Oct 01, 2014, 3:06 PM EDT
The Google logo is seen on a podium holding a bottle of beer in the company's offices on August 21, 2014 in Berlin, Germany.
Adam Berry/Getty Images

In another conflict for Google in Europe, a German privacy regulator has told the company that it must give users greater control over how much and what types of their data are used by Google to create profiles. The New York Times details:

The city of Hamburg’s data protection regulator, one of Germany’s leading data protection agencies, said in a legal ruling that Google must seek Germans’ expressed permission before it uses their data to create online user profiles across its services like email, online search and its Android-based mobile products.
The watchdog said that Google’s ability to aggregate such online data without people’s consent could allow the company to ascertain individuals’ financial information, relationship status and sexual orientation, which is illegal under German law.
The German regulator acknowledged that Google did not collect this delicate information to target advertising to people online. But it added that other information that the company aggregated without users’ consent could nevertheless allow the search giant to form a detailed picture of individual users.

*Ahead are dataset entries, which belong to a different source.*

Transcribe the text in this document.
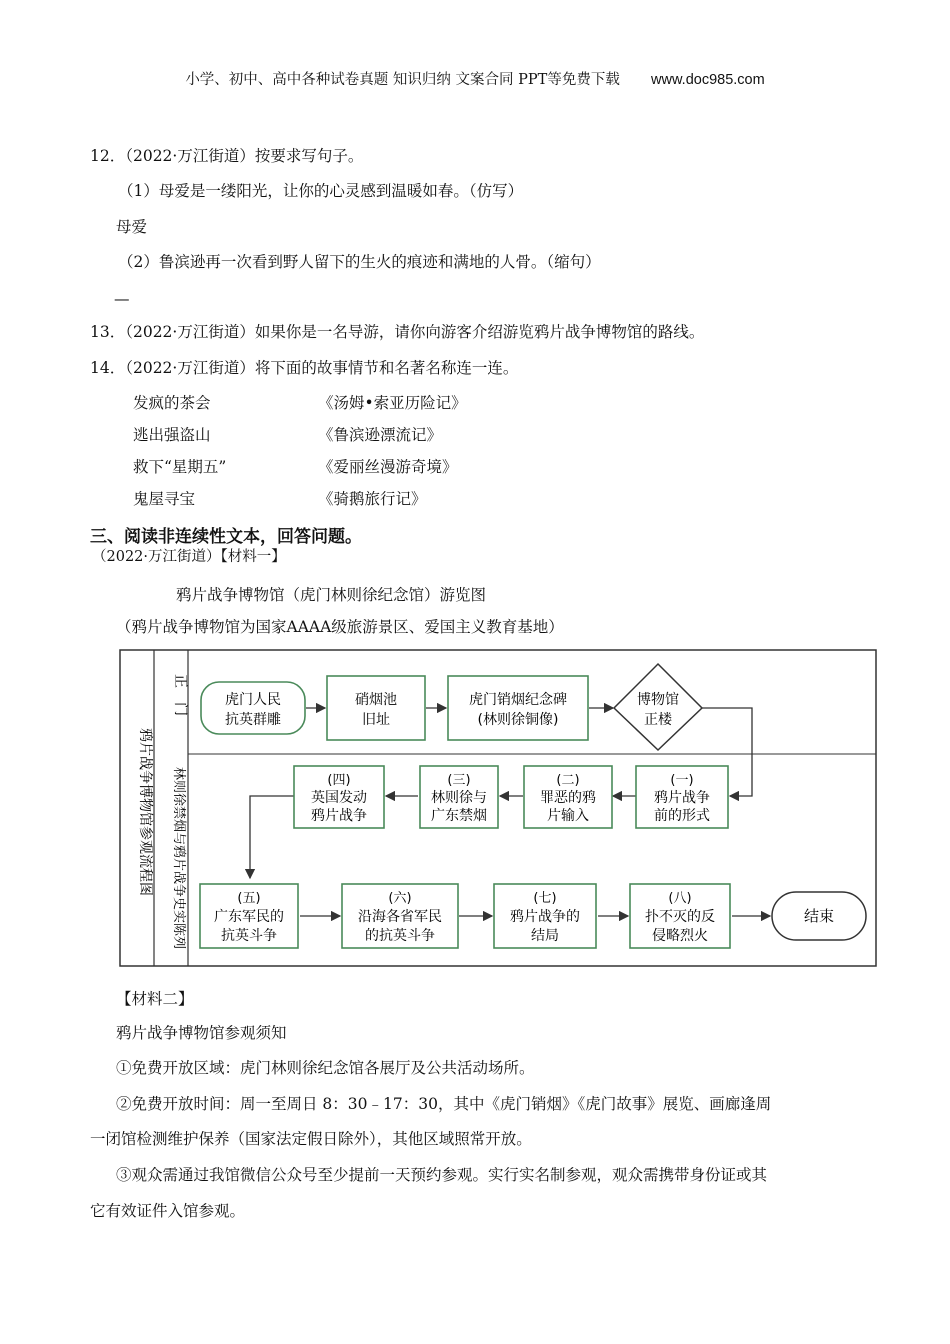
小学、初中、高中各种试卷真题 知识归纳 文案合同 PPT等免费下载 www.doc985.com
12．（2022·万江街道）按要求写句子。
（1）母爱是一缕阳光，让你的心灵感到温暖如春。（仿写）
母爱
（2）鲁滨逊再一次看到野人留下的生火的痕迹和满地的人骨。（缩句）
—
13．（2022·万江街道）如果你是一名导游，请你向游客介绍游览鸦片战争博物馆的路线。
14．（2022·万江街道）将下面的故事情节和名著名称连一连。
发疯的茶会
逃出强盗山
救下“星期五”
鬼屋寻宝
《汤姆•索亚历险记》
《鲁滨逊漂流记》
《爱丽丝漫游奇境》
《骑鹅旅行记》
三、阅读非连续性文本，回答问题。
（2022·万江街道）【材料一】
鸦片战争博物馆（虎门林则徐纪念馆）游览图
（鸦片战争博物馆为国家AAAA级旅游景区、爱国主义教育基地）
鸦片战争博物馆参观流程图
正门
林则徐禁烟与鸦片战争史实陈列
虎门人民
抗英群雕
硝烟池
旧址
虎门销烟纪念碑
(林则徐铜像)
博物馆
正楼
(一)
鸦片战争
前的形式
(二)
罪恶的鸦
片输入
(三)
林则徐与
广东禁烟
(四)
英国发动
鸦片战争
(五)
广东军民的
抗英斗争
(六)
沿海各省军民
的抗英斗争
(七)
鸦片战争的
结局
(八)
扑不灭的反
侵略烈火
结束
【材料二】
鸦片战争博物馆参观须知
①免费开放区域：虎门林则徐纪念馆各展厅及公共活动场所。
②免费开放时间：周一至周日 8：30﹣17：30，其中《虎门销烟》《虎门故事》展览、画廊逢周
一闭馆检测维护保养（国家法定假日除外），其他区域照常开放。
③观众需通过我馆微信公众号至少提前一天预约参观。实行实名制参观，观众需携带身份证或其
它有效证件入馆参观。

Hamburg’s deputy data protection commission, Ulrich Kühn, told TechCrunch: “We see no legal grounds for such profiling across services.”

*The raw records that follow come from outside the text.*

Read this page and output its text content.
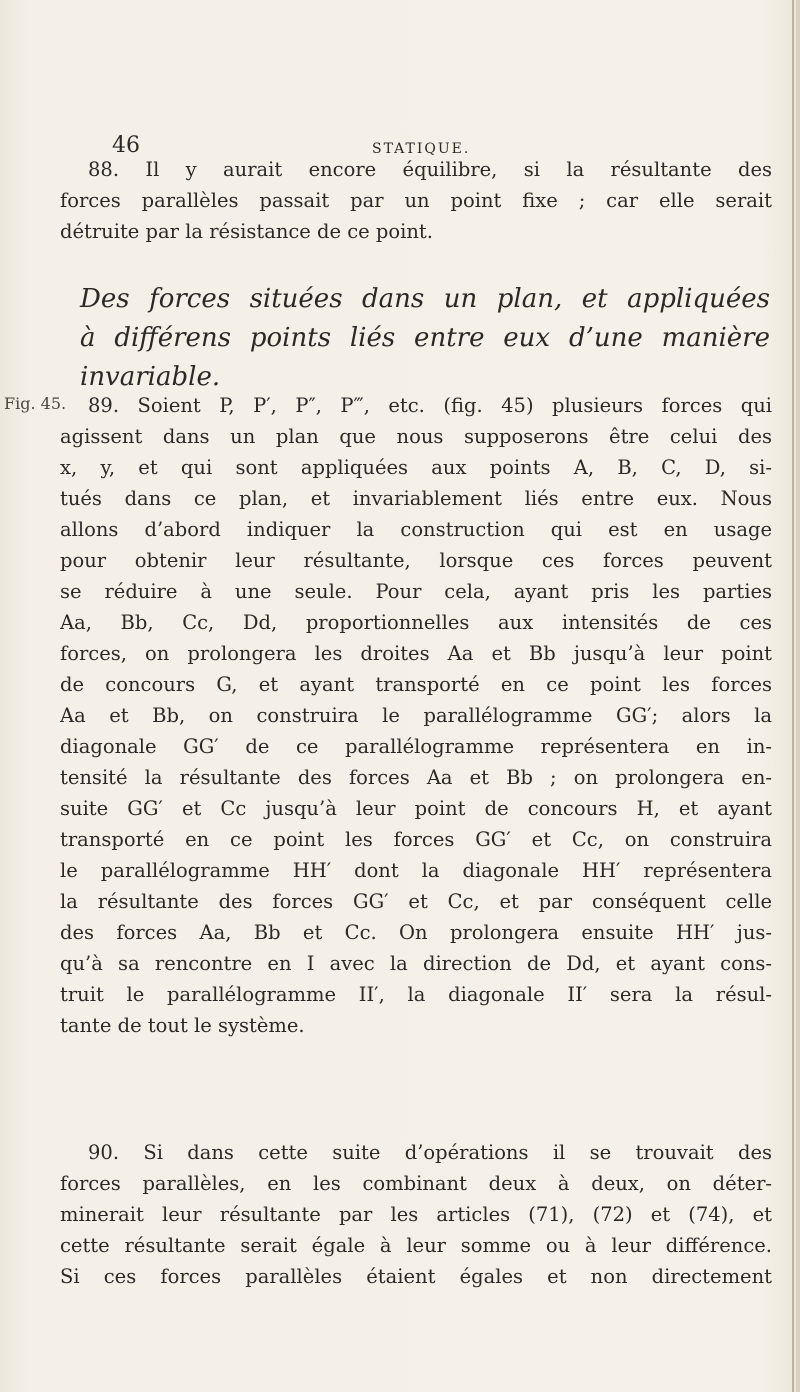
46	STATIQUE.
88. Il y aurait encore équilibre, si la résultante des
forces parallèles passait par un point fixe ; car elle serait
détruite par la résistance de ce point.
Des forces situées dans un plan, et appliquées
à différens points liés entre eux d’une manière
invariable.
Fig. 45.	89. Soient P, P′, P″, P‴, etc. (fig. 45) plusieurs forces qui
agissent dans un plan que nous supposerons être celui des
x, y, et qui sont appliquées aux points A, B, C, D, si-
tués dans ce plan, et invariablement liés entre eux. Nous
allons d’abord indiquer la construction qui est en usage
pour obtenir leur résultante, lorsque ces forces peuvent
se réduire à une seule. Pour cela, ayant pris les parties
Aa, Bb, Cc, Dd, proportionnelles aux intensités de ces
forces, on prolongera les droites Aa et Bb jusqu’à leur point
de concours G, et ayant transporté en ce point les forces
Aa et Bb, on construira le parallélogramme GG′; alors la
diagonale GG′ de ce parallélogramme représentera en in-
tensité la résultante des forces Aa et Bb ; on prolongera en-
suite GG′ et Cc jusqu’à leur point de concours H, et ayant
transporté en ce point les forces GG′ et Cc, on construira
le parallélogramme HH′ dont la diagonale HH′ représentera
la résultante des forces GG′ et Cc, et par conséquent celle
des forces Aa, Bb et Cc. On prolongera ensuite HH′ jus-
qu’à sa rencontre en I avec la direction de Dd, et ayant cons-
truit le parallélogramme II′, la diagonale II′ sera la résul-
tante de tout le système.
90. Si dans cette suite d’opérations il se trouvait des
forces parallèles, en les combinant deux à deux, on déter-
minerait leur résultante par les articles (71), (72) et (74), et
cette résultante serait égale à leur somme ou à leur différence.
Si ces forces parallèles étaient égales et non directement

While Germany has a regional system of data protection authorities, owing to its federal state structure, the Hamburg authority told Reuters it is representing Germany as part of a European task force that is examining Google’s privacy policy.
Although the watchdog notes in the ruling that Google’s privacy policy excludes linking certain sensitive user data with advertising, it argues the company is still overreaching German law by joining up usage of multiple different services without individuals’ consent, and by not offering an opt-out.
“We ordered Google to achieve unambiguous user consent before combining user data from different services for purposes that are not strictly necessary to deliver the service. In some cases (e.g. pseudonymous user profiling), the implementation of appropriate mechanisms to opt out are sufficient,” said Kühn.